A hipótese das pesquisadoras é que, apesar de receberem o diagnóstico, as indígenas têm dificuldade de acesso ao tratamento, por peculiaridades geográficas e culturais. As pacientes são referenciadas para atendimento nas zonas urbanas e, geralmente, deslocam-se com todo o núcleo familiar, podendo esperar meses pelo tratamento. “Existem também questões de desconhecimento mais aprofundado da patologia, o que faz com que essas mulheres considerem que existem demandas familiares mais urgentes”, argumentou Novais. Para Vale, o sistema de saúde deve agir na busca ativa dessas mulheres, a exemplo do que já acontece no Território Indígena do Xingu. No geral, o exame somente é feito quando a mulher procura o serviço de forma voluntária. “O sistema de saúde indígena deve identificar essas mulheres e garantir que aquelas com lesões precursoras sejam tratadas o mais brevemente possível.”
As lesões de baixo grau, por sua vez, mostram a presença do papilomavírus humano (HPV) no colo do útero, mas não necessariamente indicam risco aumentado de câncer. O padrão de distribuição desse tipo de lesões demonstrou, no entanto, que as mulheres indígenas têm maior exposição ao vírus em idades mais avançadas, uma constatação não esperada pelas pesquisadoras. A recomendação, nesse caso, é ampliar a faixa etária da vacinação contra o HPV nessa população. De modo geral, o Programa Nacional de Imunizações – Vacinação preconiza a imunização de meninos e meninas de 9 a 14 anos em esquema de duas doses. “A vacinação é muito efetiva para a prevenção do câncer de colo do útero, mais do que o rastreamento”, destaca Vale.

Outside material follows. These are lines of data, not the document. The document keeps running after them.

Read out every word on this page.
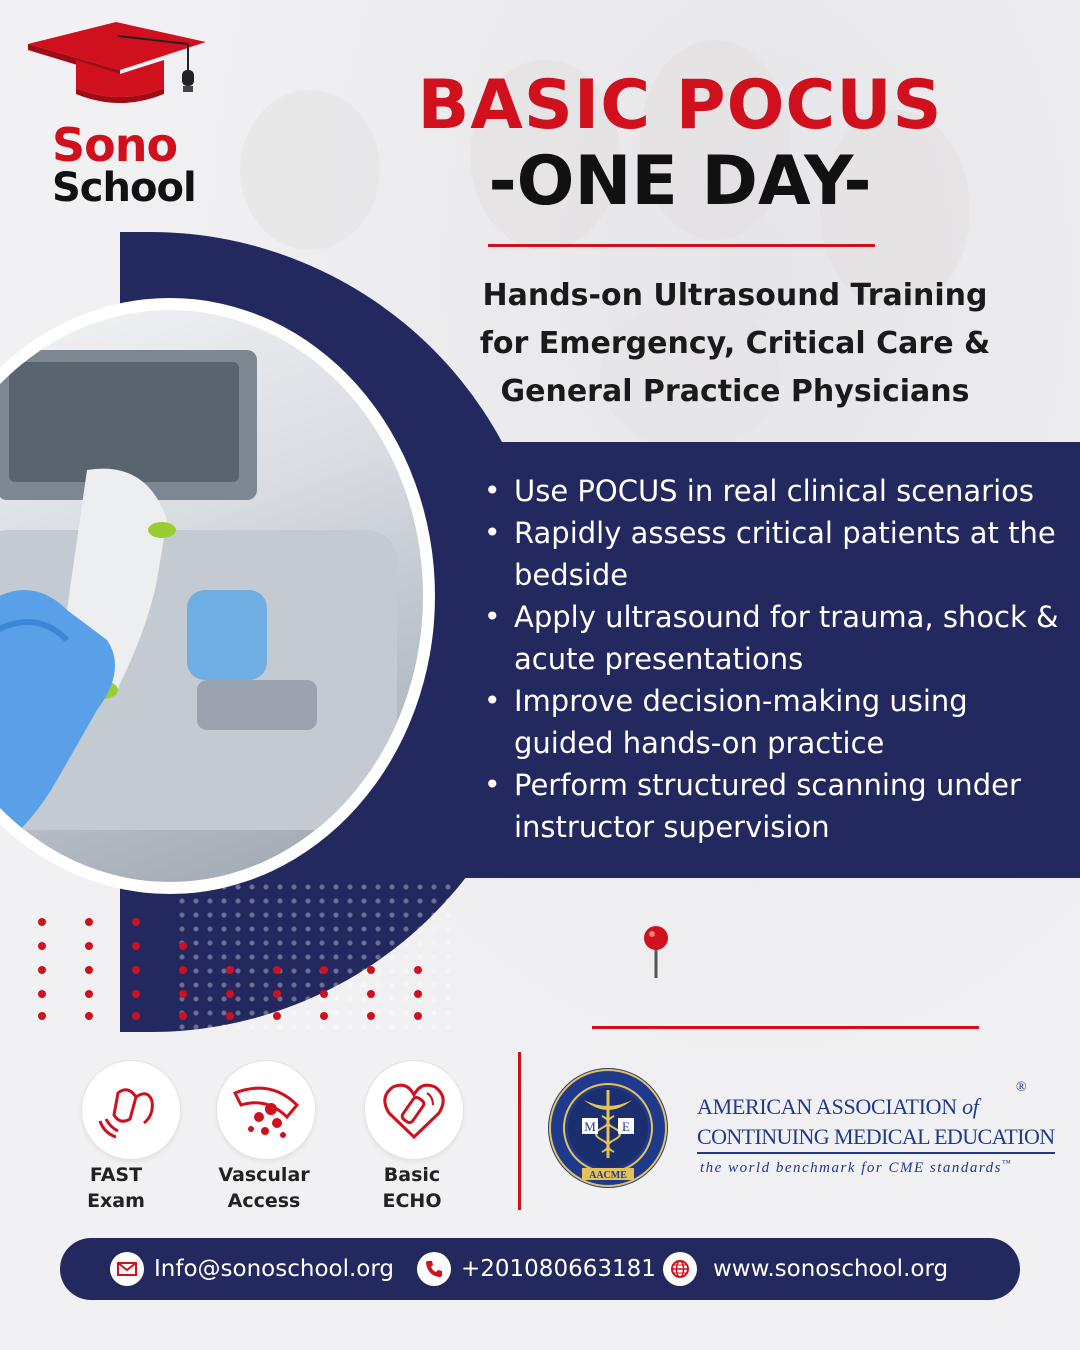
Sono
School
BASIC POCUS
-ONE DAY-
Hands-on Ultrasound Training
for Emergency, Critical Care &
General Practice Physicians
• Use POCUS in real clinical scenarios
• Rapidly assess critical patients at the bedside
• Apply ultrasound for trauma, shock & acute presentations
• Improve decision-making using guided hands-on practice
• Perform structured scanning under instructor supervision
FAST
Exam
Vascular
Access
Basic
ECHO
M E
AACME
AMERICAN ASSOCIATION of
®
CONTINUING MEDICAL EDUCATION
the world benchmark for CME standards™
Info@sonoschool.org	+201080663181 www.sonoschool.org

Tendo concluído seu mestrado, Novais agora desenvolve uma tese de doutorado focada em novos modelos de tratamento do câncer de colo do útero para populações em localidades remotas. Atualmente, o tratamento mais comumente utilizado, denominado conização com alça – em que as células cancerígenas são removidas cirurgicamente –, deve ser realizado por profissional médico capacitado em local próximo a uma referência hospitalar. Existem, porém, outros procedimentos denominados destrutivos, com baixo risco de complicações e que podem ser realizados por profissionais da enfermagem mais perto das comunidades. “Queremos testar tecnologias, já utilizadas em outros países de baixa renda, que possam facilitar o acesso ao serviço”, falou Vale. O estudo tem o potencial de beneficiar também outras populações indígenas na América Latina.